SuccessfulKoala55 To be more specific, I mean situations when training is long and its parts can be parallelized in some way like in Spark or Dask. I suspect that such functionality is framework-specific and it's hard to believe it is in focus on ClearML that is more or less framework-agnostic. On the other hand, ClearML has many integrations with concrete frameworks. So I'd like to understand whether there is any kind of support on general ClearML level or as a part of integrations with frameworks
Thanks HelpfulHare30 , I would love know know what you find out, please feel free to share 🙂
Hi AgitatedDove14 . Thank you. Yes. Pipeline means and clearml-agent on environment that runs some parallelization framework are options. I'll look in this direction
Hi HelpfulHare30
I mean situations when training is long and its parts can be parallelized in some way like in Spark or Dask
Yes that makes sense, with both the function we are paralleling usually bottle-necked in both data & cpu, and both frameworks try to split & stream the data.
ClearML does not do data split & stream, but what you can do is launch multiple Tasks from a single "controller" and collect the results.

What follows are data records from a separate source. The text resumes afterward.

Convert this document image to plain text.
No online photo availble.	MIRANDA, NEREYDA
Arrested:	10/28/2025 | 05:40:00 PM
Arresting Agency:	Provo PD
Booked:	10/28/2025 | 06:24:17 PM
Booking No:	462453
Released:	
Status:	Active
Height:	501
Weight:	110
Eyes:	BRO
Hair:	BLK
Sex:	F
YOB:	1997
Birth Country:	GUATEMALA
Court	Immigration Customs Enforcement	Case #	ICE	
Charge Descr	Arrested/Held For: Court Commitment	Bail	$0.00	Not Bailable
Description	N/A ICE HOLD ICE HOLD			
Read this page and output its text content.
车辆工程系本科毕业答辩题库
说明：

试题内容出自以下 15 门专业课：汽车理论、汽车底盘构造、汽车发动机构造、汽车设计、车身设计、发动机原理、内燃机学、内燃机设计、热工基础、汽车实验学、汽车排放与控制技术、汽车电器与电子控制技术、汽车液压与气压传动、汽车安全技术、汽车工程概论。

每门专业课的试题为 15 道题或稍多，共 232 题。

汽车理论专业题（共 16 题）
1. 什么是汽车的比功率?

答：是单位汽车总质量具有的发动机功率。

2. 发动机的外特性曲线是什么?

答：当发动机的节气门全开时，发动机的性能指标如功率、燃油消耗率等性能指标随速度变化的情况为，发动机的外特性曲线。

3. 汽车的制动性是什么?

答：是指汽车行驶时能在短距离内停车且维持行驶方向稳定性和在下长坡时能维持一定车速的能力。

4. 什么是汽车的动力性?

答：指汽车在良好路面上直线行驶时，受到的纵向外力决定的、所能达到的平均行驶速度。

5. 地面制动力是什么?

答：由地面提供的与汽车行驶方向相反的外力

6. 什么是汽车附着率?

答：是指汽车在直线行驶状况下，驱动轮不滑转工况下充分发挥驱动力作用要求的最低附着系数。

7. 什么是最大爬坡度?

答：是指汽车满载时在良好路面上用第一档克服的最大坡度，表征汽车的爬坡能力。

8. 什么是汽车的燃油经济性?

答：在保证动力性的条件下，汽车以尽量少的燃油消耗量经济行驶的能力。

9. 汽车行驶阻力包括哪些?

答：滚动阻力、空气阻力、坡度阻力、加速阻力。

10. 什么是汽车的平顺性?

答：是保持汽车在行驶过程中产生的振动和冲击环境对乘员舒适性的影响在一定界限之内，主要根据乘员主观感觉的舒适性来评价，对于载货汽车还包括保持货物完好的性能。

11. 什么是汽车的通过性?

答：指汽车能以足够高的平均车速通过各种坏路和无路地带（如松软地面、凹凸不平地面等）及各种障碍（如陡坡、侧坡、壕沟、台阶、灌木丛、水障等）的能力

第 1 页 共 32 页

I think that one of the main differences is that a ClearML Task is usually a "repository" i.e. code + environment that is sometimes quite complex, where as Dash/Spark kind of assume the heavy lifting is done for them and they take care of splitting the data and pinning processes.
Does that make sense ?
What I'm thinking is maybe a ClearML Task that launch a dash/spark client, would that work for you? (using clearml to scheduling compute and setup env, and spark/dask for data access)
Hi HelpfulHare30 ,
What exactly are you referring to? Do you mean multiple machines running multiple experiments or multiple machines running a specific experiment?